On September 2, 2009, I presented an assessment of the potential direct benefits and costs of climate engineering, to an expert panel
convened by the Copenhagen Consensus on Climate Project. My paper, co-authored with Lee Lane, argued for research into
climate engineering. The expert panel consisted of the following individuals.
- Jagdish Bhagwati, Columbia University
- Finn Kydland, University of California, Santa Barbara (Nobel Laureate)
- Thomas Schelling, University of Maryland (Nobel Laureate)
- Vernon Smith, Chapman University (Nobel Laureate)
- Nancy Stokey, University of Chicago
Presenting to this group was a tremendous honor and something for which I am thankful. Here are a couple of pictures of the event.
Seated at the round table are (from left to right, running clockwise): Finn Kydland, Thomas Schelling, Vernon Smith, Bjørn Lomborg, Jadgish Bhagwati, and Nancy Stokey.
Seating at the round table is the same. Seated at the table in the foreground, from left to right, are Roger Pielke, Jr., Anne Smith, and Lee Lane (my co-author).
RESULTS
The expert panel heard from over 20 authors detailing 15 different approaches to climate change. They ranked the two areas we presented, research into marine-cloud whitening and research into stratospheric aerosol injection, 1st and 3rd.
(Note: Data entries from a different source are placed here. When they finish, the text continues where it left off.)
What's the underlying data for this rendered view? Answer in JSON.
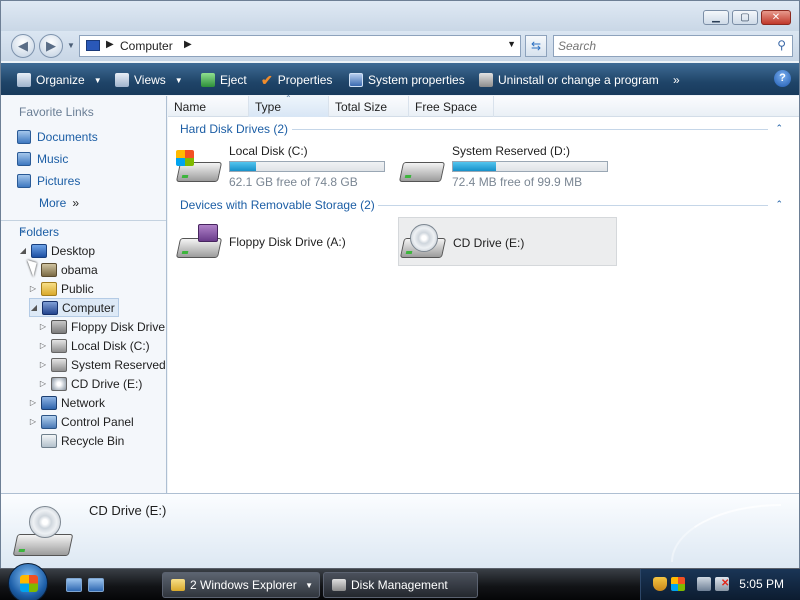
{
  "window": {
    "address": {
      "crumb": "Computer"
    },
    "search": {
      "placeholder": "Search"
    },
    "toolbar": {
      "organize": "Organize",
      "views": "Views",
      "eject": "Eject",
      "properties": "Properties",
      "system_properties": "System properties",
      "uninstall": "Uninstall or change a program",
      "more": "»",
      "help": "?"
    }
  },
  "navpane": {
    "favorites_title": "Favorite Links",
    "favorites": [
      "Documents",
      "Music",
      "Pictures"
    ],
    "more": "More",
    "more_chevron": "»",
    "folders_title": "Folders",
    "tree": {
      "desktop": "Desktop",
      "obama": "obama",
      "public": "Public",
      "computer": "Computer",
      "floppy": "Floppy Disk Drive",
      "local_c": "Local Disk (C:)",
      "system_reserved": "System Reserved (",
      "cd_e": "CD Drive (E:)",
      "network": "Network",
      "control_panel": "Control Panel",
      "recycle_bin": "Recycle Bin"
    }
  },
  "columns": [
    "Name",
    "Type",
    "Total Size",
    "Free Space"
  ],
  "groups": {
    "hdd": "Hard Disk Drives (2)",
    "removable": "Devices with Removable Storage (2)"
  },
  "drives": {
    "c": {
      "name": "Local Disk (C:)",
      "free_text": "62.1 GB free of 74.8 GB",
      "used_fraction": 0.17
    },
    "d": {
      "name": "System Reserved (D:)",
      "free_text": "72.4 MB free of 99.9 MB",
      "used_fraction": 0.28
    },
    "a": {
      "name": "Floppy Disk Drive (A:)"
    },
    "e": {
      "name": "CD Drive (E:)"
    }
  },
  "details": {
    "title": "CD Drive (E:)"
  },
  "taskbar": {
    "explorer": "2 Windows Explorer",
    "disk_mgmt": "Disk Management",
    "clock": "5:05 PM"
  },
  "colors": {
    "toolbar": "#1f4468",
    "link": "#1c5ea5",
    "progress": "#1690c9"
  }
}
You can view the full results here.
MY STATEMENT ON THE RESULTS
An expert panel of distinguished economists including three Nobel Laureates has found that, among the possible approaches to reducing the harm from climate change, R&D on solar radiation management (SRM) is a very good use of resources. According to the panel, R&D on marine cloud whitening was the single most promising use of resources, but R&D on aerosol injection also earned a “very good” rating. Expert Panel member and Nobel Laureate economist Thomas Schelling said, “We found that climate engineering has great promise. Even if one approaches it from a skeptical viewpoint, it is important to invest in research to identify the limitations and risks of this technology sooner rather than later.” The full results can be viewed at:
http://fixtheclimate.com/#/component-1/the-result-prioritization/
The expert panel was composed of: Prof. Jagdish Bhagwati, University Professor at Columbia University; Finn E. Kydland, Henley Professor of Economics at the University of California, Santa Barbara; Dr. Thomas Schelling, Distinguished University Professor, Emeritus at the University of Maryland; Dr. Vernon L. Smith of the Chapman University’s Argyros School of Business & Economics and the School of Law, and Nancy Stokey, the Frederick Henry Prince Distinguished Service Professor of Economics at the University of Chicago.
In all, the panel considered fifteen options drawn from eight assessment papers. It considered options in climate engineering, forestry, adaptation, energy R&D, and technology transfer, as well as cuts in CO2, black carbon, and methane. For each policy area, at least one shorter paper critiqued the primary papers. The question posed by the analysis was: “If the global community wants to spend up to, say $250 billion per year over the next 10 years to diminish the adverse effects of climate changes, and to do most good for the world, which solutions would yield the greatest net benefits? …”
The expert panel considered SRM options based on an assessment paper by J. Eric Bickel of the University of Texas at Austin and Lee Lane of the American Enterprise Institute. Papers by Dr. Roger Pielke, Jr. and Dr. Anne Smith critiqued the Bickel and Lane analysis. The Bickel/Lane paper noted that the net benefits from SRM might amount to $4 trillion to $14 trillion. The paper considered the use of SRM in conjunction with a number of hypothetical greenhouse gas control regimes. It found that poorly structured GHG control regimes would dramatically raise the benefits of an SRM option. (The paper suggested several factors that seem likely to cause actual GHG control regimes to fall far short of those that would be optimal.) The Bickel/Lane paper also cautioned, though, that various potentially harmful side effects might flow from SRM deployment. The scale of effects, it noted, could only be determined through a careful and systematic R&D program. It recommended no decision of SRM deployment be made until such a R&D program had been successfully conducted.
Bickel and Lane asked for a research budget of about $10 billion over ten years, out of the expert panel’s $2.50 trillion hypothetical budget. This leaves $2.49 trillion to fund other approaches/technologies.